31 de agosto de 2006

manual

4. Ao contrair o artigo definido feminino sigular "a" com a preposição simples "a", agrave o acento utilizado.
Evitará assim agudizar a impaciência dos seus leitores.

30 de agosto de 2006

arqueologia

Sob as camadas de posts que se vão sucedendo neste blog, é já possível fazer alguma arqueologia e descobrir, quase por acaso, alguns achados interessantes, embrulhados nos comentários.
Para além do lixo, há a sintonia e há os excessos de generosidade próprios das pessoas boas, aos quais é impossível responder sem que se caia na mais das pegadas lamechices.

28 de agosto de 2006

xiv

- Pois é, lá isso.

Ele a fingir que se acalma, consegue meter a terceira, buzinar ao autocarro, insultar um ciclista e posicionar a rainha numa fracção de segundo

- Olhe para isto, o dia inteiro aqui sem fazer nada

a apontar para uns pretos que circulam no passeio, eu a topar a jogada mas sem saber o que fazer, a torre da esquerda, uma só casa e a medo

- Hmm

Ele sem misericórdia, a topar-me inseguro

- Isto agora está cheio deles, qualquer dia

são mais do que nós, eu a antecipar-lhe a jogada mas só me ocorre fugir, desvio a rainha, felizmente o jornal no tabliê, um título que identifico

- Então ele sempre se vai embora?

Ele baralhado, a entreter com um peão, a tentar perceber

- Como diz?

Eu preso no meu bluff, como é que se chama?, a ajeitar um cavalo e com um gesto do queixo

- O treinador. Fala-se disso.

O taxista a topar-me, destes como eu ao pequeno-almoço e a comer-me a rainha com o bispo

- Áh, não sei, isso é lá com eles.

Mas eu a dar luta e a vingar com a torre a rainha morta, eu pedro, o cruel, a papar o bispo pelas costas e a arrancar-lhe o coração

- Áh bom, então somos os dois campeões.

Ele a distrair-se, ainda inebriado pela rainha tombada, um peãozito ao acaso

- Também é do glorioso?
- Pois claro

e a trazer-lhe o outro bispo com um cavalo, mesmo sabendo que depois ele com a rainha, numa luta desigual

- Então e vamos votar?

Ainda penso em fugir, a viagem de avião, não vou chegar a tempo, mas que diabo, um homem ou um rato?, e outro peão, devagar, envergonhado

- Sou só simpatizante, nunca me fiz sócio

Ele sem perdoar, vê o rei ao alcance e com a rainha, outra vez, xeque

- Ora pois isso é que faz mal. Se fôssemos todos sócios ninguém nos parava.

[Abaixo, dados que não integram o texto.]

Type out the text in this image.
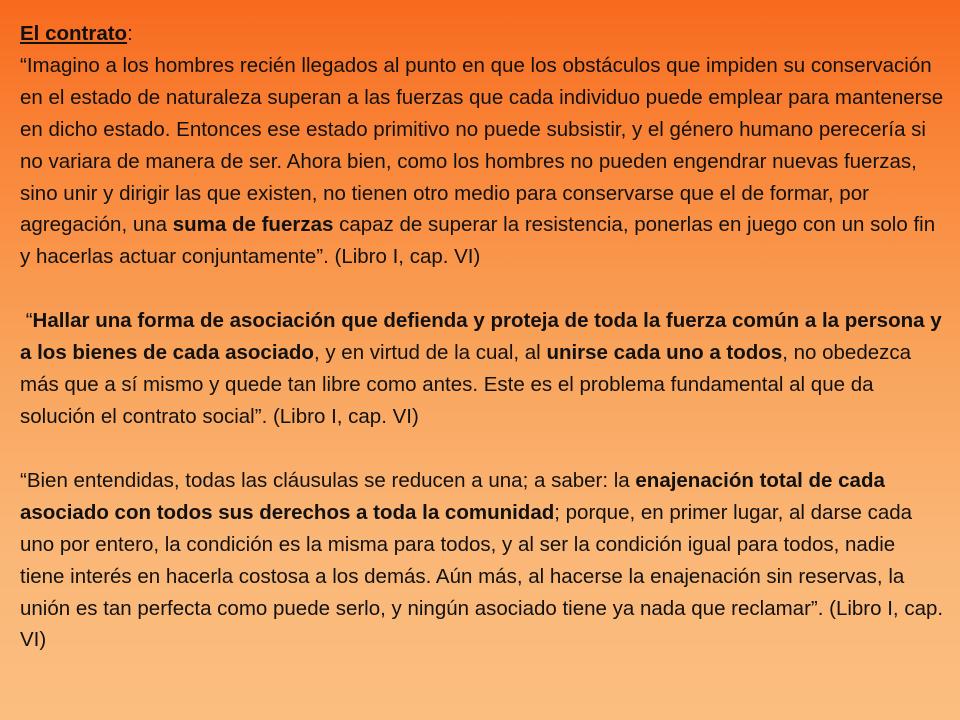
El contrato:

“Imagino a los hombres recién llegados al punto en que los obstáculos que impiden su conservación en el estado de naturaleza superan a las fuerzas que cada individuo puede emplear para mantenerse en dicho estado. Entonces ese estado primitivo no puede subsistir, y el género humano perecería si no variara de manera de ser. Ahora bien, como los hombres no pueden engendrar nuevas fuerzas, sino unir y dirigir las que existen, no tienen otro medio para conservarse que el de formar, por agregación, una suma de fuerzas capaz de superar la resistencia, ponerlas en juego con un solo fin y hacerlas actuar conjuntamente”. (Libro I, cap. VI)

“Hallar una forma de asociación que defienda y proteja de toda la fuerza común a la persona y a los bienes de cada asociado, y en virtud de la cual, al unirse cada uno a todos, no obedezca más que a sí mismo y quede tan libre como antes. Este es el problema fundamental al que da solución el contrato social”. (Libro I, cap. VI)

“Bien entendidas, todas las cláusulas se reducen a una; a saber: la enajenación total de cada asociado con todos sus derechos a toda la comunidad; porque, en primer lugar, al darse cada uno por entero, la condición es la misma para todos, y al ser la condición igual para todos, nadie tiene interés en hacerla costosa a los demás. Aún más, al hacerse la enajenación sin reservas, la unión es tan perfecta como puede serlo, y ningún asociado tiene ya nada que reclamar”. (Libro I, cap. VI)
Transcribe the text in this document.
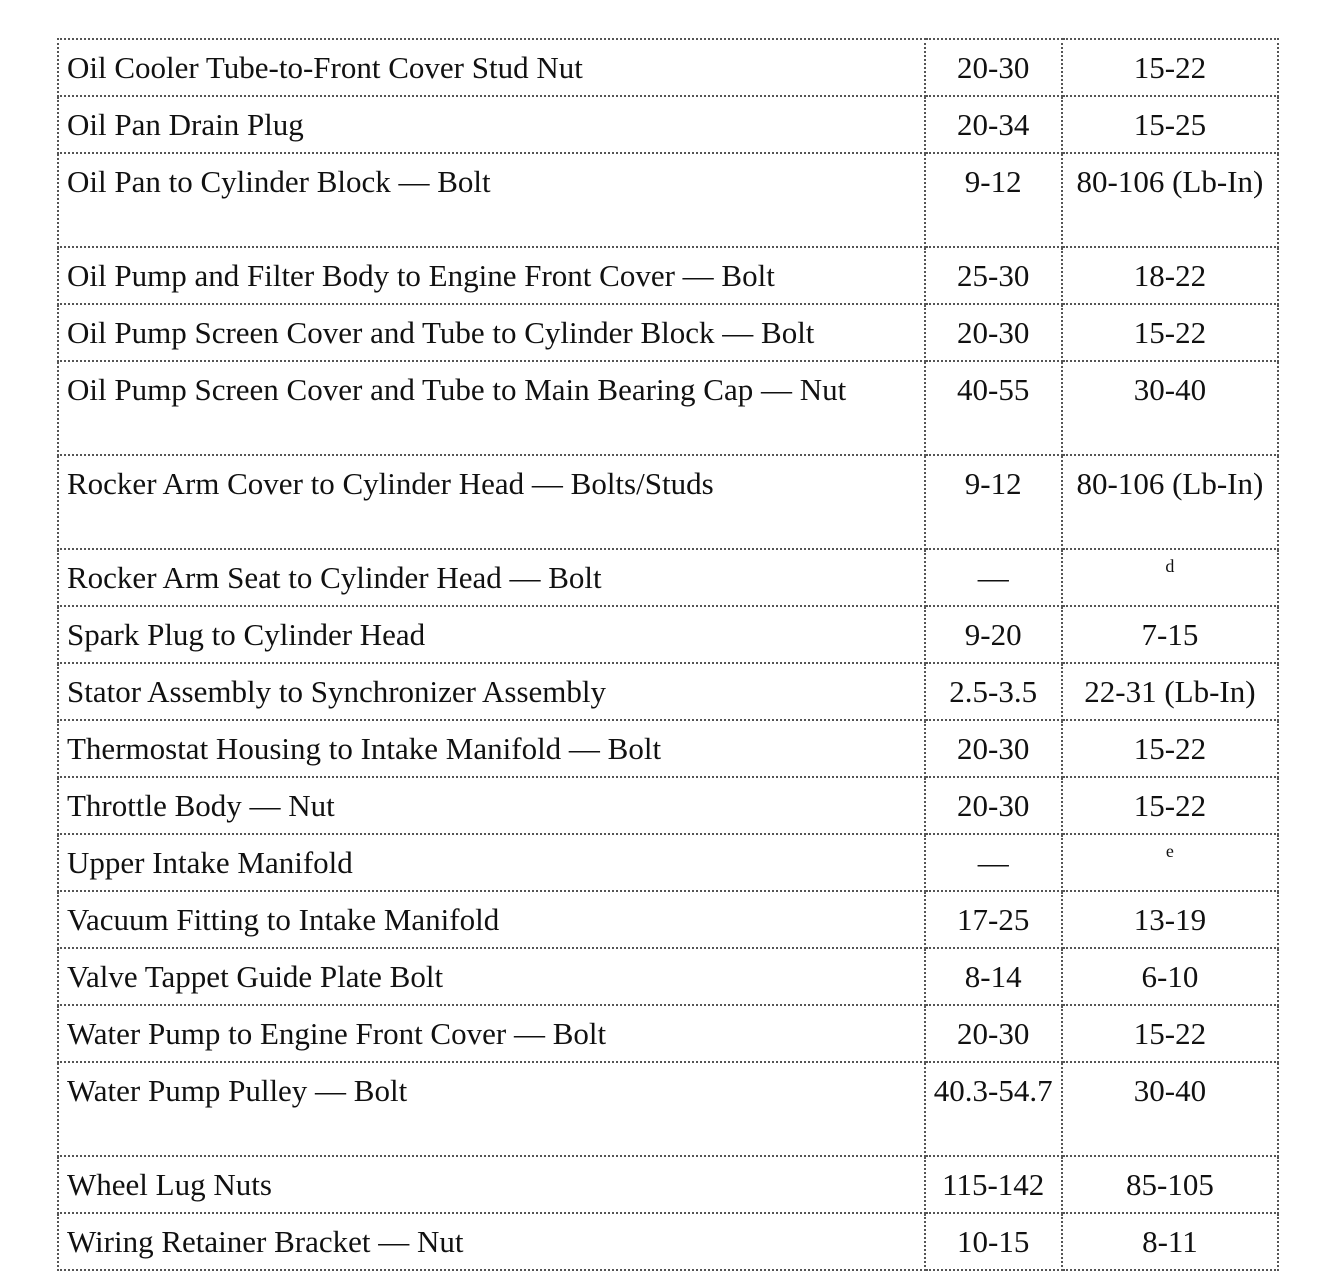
Oil Cooler Tube-to-Front Cover Stud Nut	20-30	15-22
Oil Pan Drain Plug	20-34	15-25
Oil Pan to Cylinder Block — Bolt	9-12	80-106 (Lb-In)
Oil Pump and Filter Body to Engine Front Cover — Bolt	25-30	18-22
Oil Pump Screen Cover and Tube to Cylinder Block — Bolt	20-30	15-22
Oil Pump Screen Cover and Tube to Main Bearing Cap — Nut	40-55	30-40
Rocker Arm Cover to Cylinder Head — Bolts/Studs	9-12	80-106 (Lb-In)
Rocker Arm Seat to Cylinder Head — Bolt	—	$^d$
Spark Plug to Cylinder Head	9-20	7-15
Stator Assembly to Synchronizer Assembly	2.5-3.5	22-31 (Lb-In)
Thermostat Housing to Intake Manifold — Bolt	20-30	15-22
Throttle Body — Nut	20-30	15-22
Upper Intake Manifold	—	$^e$
Vacuum Fitting to Intake Manifold	17-25	13-19
Valve Tappet Guide Plate Bolt	8-14	6-10
Water Pump to Engine Front Cover — Bolt	20-30	15-22
Water Pump Pulley — Bolt	40.3-54.7	30-40
Wheel Lug Nuts	115-142	85-105
Wiring Retainer Bracket — Nut	10-15	8-11
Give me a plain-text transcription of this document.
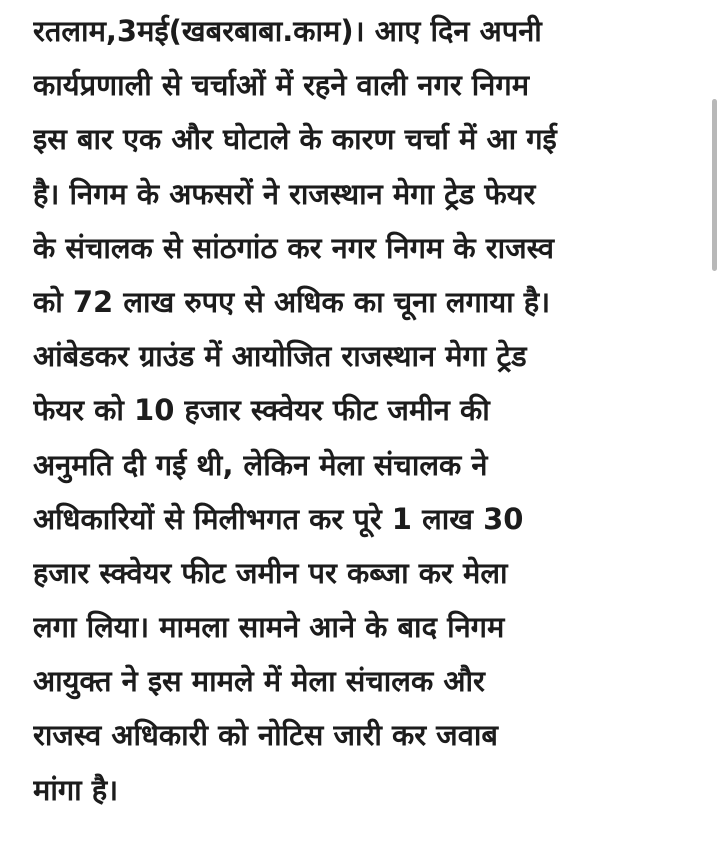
रतलाम,3मई(खबरबाबा.काम)। आए दिन अपनी
कार्यप्रणाली से चर्चाओं में रहने वाली नगर निगम
इस बार एक और घोटाले के कारण चर्चा में आ गई
है। निगम के अफसरों ने राजस्थान मेगा ट्रेड फेयर
के संचालक से सांठगांठ कर नगर निगम के राजस्व
को 72 लाख रुपए से अधिक का चूना लगाया है।
आंबेडकर ग्राउंड में आयोजित राजस्थान मेगा ट्रेड
फेयर को 10 हजार स्क्वेयर फीट जमीन की
अनुमति दी गई थी, लेकिन मेला संचालक ने
अधिकारियों से मिलीभगत कर पूरे 1 लाख 30
हजार स्क्वेयर फीट जमीन पर कब्जा कर मेला
लगा लिया। मामला सामने आने के बाद निगम
आयुक्त ने इस मामले में मेला संचालक और
राजस्व अधिकारी को नोटिस जारी कर जवाब
मांगा है।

Eu, que remédio, a concordar, a adiar o fim, um passo para o lado

- Pois.

26 de agosto de 2006

pia



Quem nunca derramou pensamentos menos generosos sobre a banca da cozinha que atire a primeira faca.

25 de agosto de 2006

colecção

Deu por si a coleccionar imagens para shopping.
Já tinha duas: automobilistas com um papel na boca a fazer manobras arriscadas na sub-cave e mancebos casadoiros aguardando orgulhosos pelas suas rapariguinhas perfumadas enquanto elas fecham a caixa e descem as persianas das butiques.

xiii

- Isto vai demorar.

chegado de Algés e nem tempo para uma cerveja, logo um pintas de malas aviadas

- Para o aeroporto, se faz favor.

A apetecer-lhe mandar-me à merda, pressinto-o na impaciência com que vai dedilhando o volante, o vidro, a manette das mudanças, logo um pintas de malas aviadas a propor-lhe um serviço que nem dá para o gasóleo. O verde a cair, ganha balanço e alivia o semblante, é a vida, antes isto que um preto a espetar-me uma faca, há-de pensar, e eu consolo-me por não ser preto e pelo alívio que apesar de tudo isso lhe há-de proporcionar.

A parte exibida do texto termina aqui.